On Saturday, January 21, 2017 we will march in solidarity with other communities around the globe to raise our voices to reject the racist and misogynistic messages that thrived during the US election in 2016. We will be there to advance the rights of ALL women everywhere.
This event calls on all of us, regardless of gender or where we are from, to consider what it means to be an ally. It asks us to consider our experiences in relation to others and how we can best support the work and activism of people and communities who experience oppression.
But here is where we so often get it wrong. We may feel confident that our values alone warrant our claim to the title of ally. Our intentions may be well-founded. “I believe all people are equal.” Our goals may seem just and fair. “All people should be represented and have a voice.” We may sincerely want to make a difference. “This is wrong and I want to make it right. I want to help.”
But there is just so much more to it.
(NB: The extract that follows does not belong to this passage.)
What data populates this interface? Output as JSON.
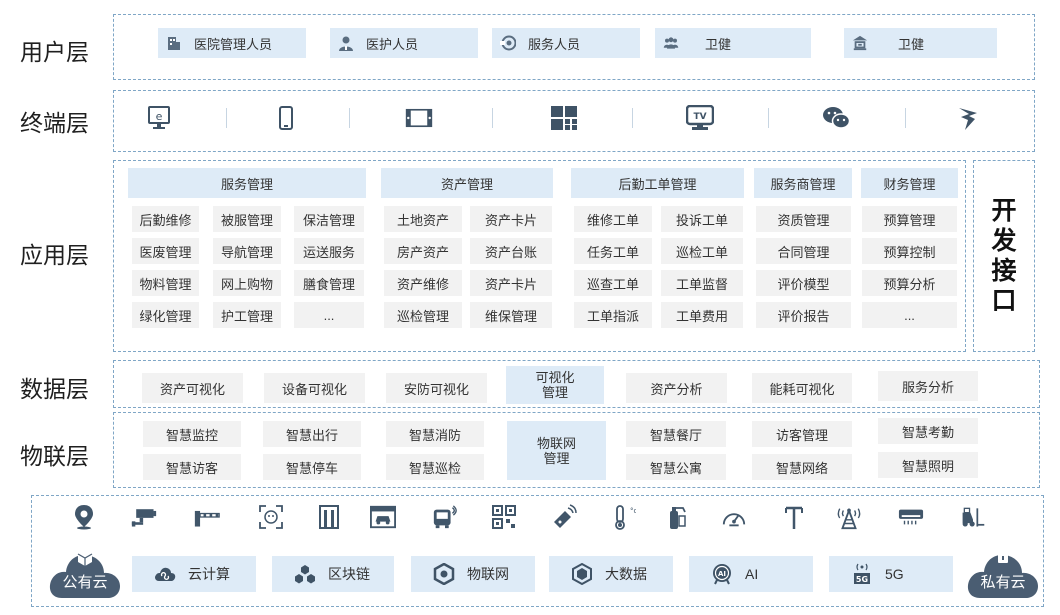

Values alone are simply not enough. “Ally” is not a description we give ourselves, but one given to us by those who experience oppression. It’s not a title to claim and wear, or add to the ways we self-identify. So what does it mean to be an ally? It’s the awareness that our own privilege is reflected in our actions. It means we acknowledge that people experience the world in different ways. It requires changing our behaviours to turn the spotlight away from ourselves and toward those who may not often have a platform. Allyship is a combination of awareness and continued action and must be affirmed by the group you support.
Exploring how to be an ally isn’t always easy. It challenges how we see ourselves and how we identify. It compels us to confront our own relationship to privilege and examine how we may be holding, maintaining, or perpetuating structures of power and privilege that hold other people back. Privilege is something many of us are born into and not equally shared. As a direct result of my gender, I know there are certain barriers that I face that men simply don’t. But there are other parts of my reality – my ethnicity, body size and shape, sexual orientation, socio-economic status, and physical abilities that provide me with more privilege than other women. And that can be a really uncomfortable truth to confront.
It is in the discomfort of acknowledging who has privilege and who doesn’t, that I find a sense of accountability and responsibility. In the knowing, I can act in ways that communicate this acknowledgement to those around me.